ICD-BAS: Detecting Ventricular Arrhythmia using Binary Architecture Search for Implantable Cardioverter Defibrillators

Published: 2022, Last Modified: 13 Nov 2024CHASE 2022EveryoneRevisionsBibTeXCC BY-SA 4.0
Abstract: Ventricular arrhythmia (VA) detection plays an important role in preventing sudden cardiac death, and is one of the most crucial components in current implantable cardioverter defibrillators (ICDs). Recently, convolutional neural networks (CNNs) have been widely acknowledged to outperform traditional methods for arrhythmias detection. However, most modern CNN-based VA detectors have relied on complex network design and expensive computation, which are not affordable to implantable devices. Meanwhile, some networks are successfully tailored to meet high resource constraint but their designs are by heuristics and specific to the individual project.

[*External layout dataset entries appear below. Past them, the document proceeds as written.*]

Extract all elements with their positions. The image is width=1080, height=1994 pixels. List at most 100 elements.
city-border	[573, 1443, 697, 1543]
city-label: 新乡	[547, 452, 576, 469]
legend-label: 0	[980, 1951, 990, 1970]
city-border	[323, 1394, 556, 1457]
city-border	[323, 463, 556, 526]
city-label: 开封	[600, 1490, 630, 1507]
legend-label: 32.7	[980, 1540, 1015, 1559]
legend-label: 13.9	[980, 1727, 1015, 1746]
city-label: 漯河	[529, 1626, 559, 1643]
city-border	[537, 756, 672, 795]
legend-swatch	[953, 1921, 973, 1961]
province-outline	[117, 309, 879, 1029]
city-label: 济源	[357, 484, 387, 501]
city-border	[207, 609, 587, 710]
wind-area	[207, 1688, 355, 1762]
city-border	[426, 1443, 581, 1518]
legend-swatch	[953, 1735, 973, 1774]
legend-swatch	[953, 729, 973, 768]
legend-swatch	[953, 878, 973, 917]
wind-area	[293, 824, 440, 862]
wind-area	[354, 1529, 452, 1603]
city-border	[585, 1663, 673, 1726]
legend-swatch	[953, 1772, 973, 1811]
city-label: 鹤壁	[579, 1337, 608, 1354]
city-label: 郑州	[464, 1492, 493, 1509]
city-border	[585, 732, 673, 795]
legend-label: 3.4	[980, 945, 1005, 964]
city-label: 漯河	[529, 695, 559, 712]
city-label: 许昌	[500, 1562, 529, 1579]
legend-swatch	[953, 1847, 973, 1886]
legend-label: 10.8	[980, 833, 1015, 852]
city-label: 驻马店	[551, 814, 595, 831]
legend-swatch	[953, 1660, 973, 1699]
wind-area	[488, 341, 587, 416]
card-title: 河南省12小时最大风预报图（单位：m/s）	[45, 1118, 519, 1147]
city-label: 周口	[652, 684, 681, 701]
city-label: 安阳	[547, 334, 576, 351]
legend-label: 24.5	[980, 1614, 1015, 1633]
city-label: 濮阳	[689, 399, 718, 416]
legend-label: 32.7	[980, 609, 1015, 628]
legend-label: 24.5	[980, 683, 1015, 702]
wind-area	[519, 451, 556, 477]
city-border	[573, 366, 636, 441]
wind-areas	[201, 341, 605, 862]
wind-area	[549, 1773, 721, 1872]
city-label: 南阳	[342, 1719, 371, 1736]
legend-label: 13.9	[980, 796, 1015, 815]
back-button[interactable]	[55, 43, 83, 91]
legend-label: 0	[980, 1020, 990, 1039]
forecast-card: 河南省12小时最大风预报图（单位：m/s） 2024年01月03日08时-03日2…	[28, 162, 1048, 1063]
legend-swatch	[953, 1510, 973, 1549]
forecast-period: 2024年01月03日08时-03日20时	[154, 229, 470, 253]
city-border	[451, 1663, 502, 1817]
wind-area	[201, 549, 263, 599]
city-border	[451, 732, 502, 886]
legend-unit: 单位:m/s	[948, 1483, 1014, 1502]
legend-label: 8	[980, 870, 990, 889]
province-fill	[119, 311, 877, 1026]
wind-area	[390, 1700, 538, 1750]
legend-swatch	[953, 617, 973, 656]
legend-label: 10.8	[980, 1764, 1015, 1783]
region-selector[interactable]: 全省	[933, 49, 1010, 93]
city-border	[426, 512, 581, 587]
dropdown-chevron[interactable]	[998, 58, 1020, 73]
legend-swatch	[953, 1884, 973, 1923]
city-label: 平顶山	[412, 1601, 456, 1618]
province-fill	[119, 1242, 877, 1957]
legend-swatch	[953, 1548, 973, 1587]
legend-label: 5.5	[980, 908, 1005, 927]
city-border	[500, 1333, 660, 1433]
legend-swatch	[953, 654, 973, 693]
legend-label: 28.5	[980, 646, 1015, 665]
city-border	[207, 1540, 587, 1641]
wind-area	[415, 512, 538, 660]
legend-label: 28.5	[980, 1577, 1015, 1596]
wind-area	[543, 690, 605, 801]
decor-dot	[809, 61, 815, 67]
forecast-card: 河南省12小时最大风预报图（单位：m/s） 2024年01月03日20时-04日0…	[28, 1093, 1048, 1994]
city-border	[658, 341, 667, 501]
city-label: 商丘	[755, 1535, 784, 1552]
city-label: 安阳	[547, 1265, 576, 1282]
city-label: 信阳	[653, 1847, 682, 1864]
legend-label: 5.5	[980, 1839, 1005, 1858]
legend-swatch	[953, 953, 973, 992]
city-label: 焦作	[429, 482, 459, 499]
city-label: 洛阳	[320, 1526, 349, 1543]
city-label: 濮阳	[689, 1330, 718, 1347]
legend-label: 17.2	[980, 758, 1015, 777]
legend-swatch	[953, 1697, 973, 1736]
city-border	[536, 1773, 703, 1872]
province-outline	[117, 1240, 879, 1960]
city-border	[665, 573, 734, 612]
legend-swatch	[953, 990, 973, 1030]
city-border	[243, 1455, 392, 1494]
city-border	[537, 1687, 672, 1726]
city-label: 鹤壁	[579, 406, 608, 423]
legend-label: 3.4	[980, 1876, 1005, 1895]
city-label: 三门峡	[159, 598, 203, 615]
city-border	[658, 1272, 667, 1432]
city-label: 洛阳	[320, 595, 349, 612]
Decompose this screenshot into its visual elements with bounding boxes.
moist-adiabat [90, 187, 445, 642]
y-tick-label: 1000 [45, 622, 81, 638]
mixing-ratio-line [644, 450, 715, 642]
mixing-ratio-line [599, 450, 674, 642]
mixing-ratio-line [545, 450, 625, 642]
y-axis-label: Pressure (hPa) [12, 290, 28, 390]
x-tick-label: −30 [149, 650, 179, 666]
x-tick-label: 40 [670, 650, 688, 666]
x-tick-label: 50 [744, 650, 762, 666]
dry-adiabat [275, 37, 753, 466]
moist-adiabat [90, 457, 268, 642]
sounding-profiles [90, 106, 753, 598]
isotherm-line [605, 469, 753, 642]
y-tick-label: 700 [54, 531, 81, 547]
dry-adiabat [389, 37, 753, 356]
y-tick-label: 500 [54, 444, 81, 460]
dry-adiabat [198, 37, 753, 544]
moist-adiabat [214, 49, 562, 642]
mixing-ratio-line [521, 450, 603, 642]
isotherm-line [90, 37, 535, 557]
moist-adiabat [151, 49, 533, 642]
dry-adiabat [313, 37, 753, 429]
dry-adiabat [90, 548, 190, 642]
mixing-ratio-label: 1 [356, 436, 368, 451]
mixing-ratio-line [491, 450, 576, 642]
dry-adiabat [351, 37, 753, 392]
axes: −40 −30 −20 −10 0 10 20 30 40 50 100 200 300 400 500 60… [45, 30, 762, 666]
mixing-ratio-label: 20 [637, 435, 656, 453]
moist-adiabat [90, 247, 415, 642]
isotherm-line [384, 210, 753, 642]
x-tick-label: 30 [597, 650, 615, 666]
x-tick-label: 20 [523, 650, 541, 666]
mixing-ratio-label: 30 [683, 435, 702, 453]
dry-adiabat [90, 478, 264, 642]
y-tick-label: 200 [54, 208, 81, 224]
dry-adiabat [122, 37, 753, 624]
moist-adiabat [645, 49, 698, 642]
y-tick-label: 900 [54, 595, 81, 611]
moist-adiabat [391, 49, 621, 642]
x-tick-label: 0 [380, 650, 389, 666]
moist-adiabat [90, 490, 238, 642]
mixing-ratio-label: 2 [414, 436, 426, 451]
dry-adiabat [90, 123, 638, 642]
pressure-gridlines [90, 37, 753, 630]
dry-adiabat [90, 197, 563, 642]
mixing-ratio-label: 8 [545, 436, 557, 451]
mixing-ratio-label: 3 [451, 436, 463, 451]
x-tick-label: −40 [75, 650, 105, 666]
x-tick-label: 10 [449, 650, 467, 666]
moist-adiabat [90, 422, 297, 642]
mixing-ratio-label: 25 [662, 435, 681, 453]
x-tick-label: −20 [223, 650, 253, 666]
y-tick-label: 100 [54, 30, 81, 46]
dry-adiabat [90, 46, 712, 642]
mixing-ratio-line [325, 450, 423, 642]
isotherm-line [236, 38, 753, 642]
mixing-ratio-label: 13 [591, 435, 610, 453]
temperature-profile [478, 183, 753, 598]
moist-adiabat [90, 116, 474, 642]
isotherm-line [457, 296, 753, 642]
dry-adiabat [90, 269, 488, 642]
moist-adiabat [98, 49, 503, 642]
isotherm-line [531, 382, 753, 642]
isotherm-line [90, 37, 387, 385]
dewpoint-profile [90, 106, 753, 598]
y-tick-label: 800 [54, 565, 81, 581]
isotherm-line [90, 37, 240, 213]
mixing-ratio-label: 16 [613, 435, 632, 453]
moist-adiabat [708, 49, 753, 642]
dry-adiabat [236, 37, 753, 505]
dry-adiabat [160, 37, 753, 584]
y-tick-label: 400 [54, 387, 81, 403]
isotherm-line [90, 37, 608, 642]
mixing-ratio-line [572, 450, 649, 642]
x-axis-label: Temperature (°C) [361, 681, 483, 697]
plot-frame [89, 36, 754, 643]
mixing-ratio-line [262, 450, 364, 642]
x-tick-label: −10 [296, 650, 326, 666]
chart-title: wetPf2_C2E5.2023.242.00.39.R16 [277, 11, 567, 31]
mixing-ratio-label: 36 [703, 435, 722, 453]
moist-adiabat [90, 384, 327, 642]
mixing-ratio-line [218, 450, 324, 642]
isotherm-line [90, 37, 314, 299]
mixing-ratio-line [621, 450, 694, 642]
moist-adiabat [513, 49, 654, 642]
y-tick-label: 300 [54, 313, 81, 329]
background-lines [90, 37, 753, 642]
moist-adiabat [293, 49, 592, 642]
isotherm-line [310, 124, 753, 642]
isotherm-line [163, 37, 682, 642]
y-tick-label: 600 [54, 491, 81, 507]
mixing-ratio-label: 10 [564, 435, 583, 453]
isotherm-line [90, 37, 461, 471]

Therefore the existing methods are considered inexplicable, hardly generalizable, and publicly inapplicable. In this paper, we propose to use the common techniques namely quantization and architecture search for designing hardware efficient VA detectors. Specifically, we demonstrate binary neural network (BNN) is outstanding to perform low-power VA detection, and propose an extremely efficient architecture search framework, named ICD-BAS, for accurate yet lightweight BNN design. Experiment shows the proposed binarization method can lower the power consumption of multiple networks by up to 70% with less than 0.3% accuracy loss in classifying intracardiac electrogram (IEGM) segments for life-threatening VA. By jointly optimizing accuracy and computation complexity, ICD-BAS achieves 97.9% accuracy in detecting VA at an average power of 4.33 mW.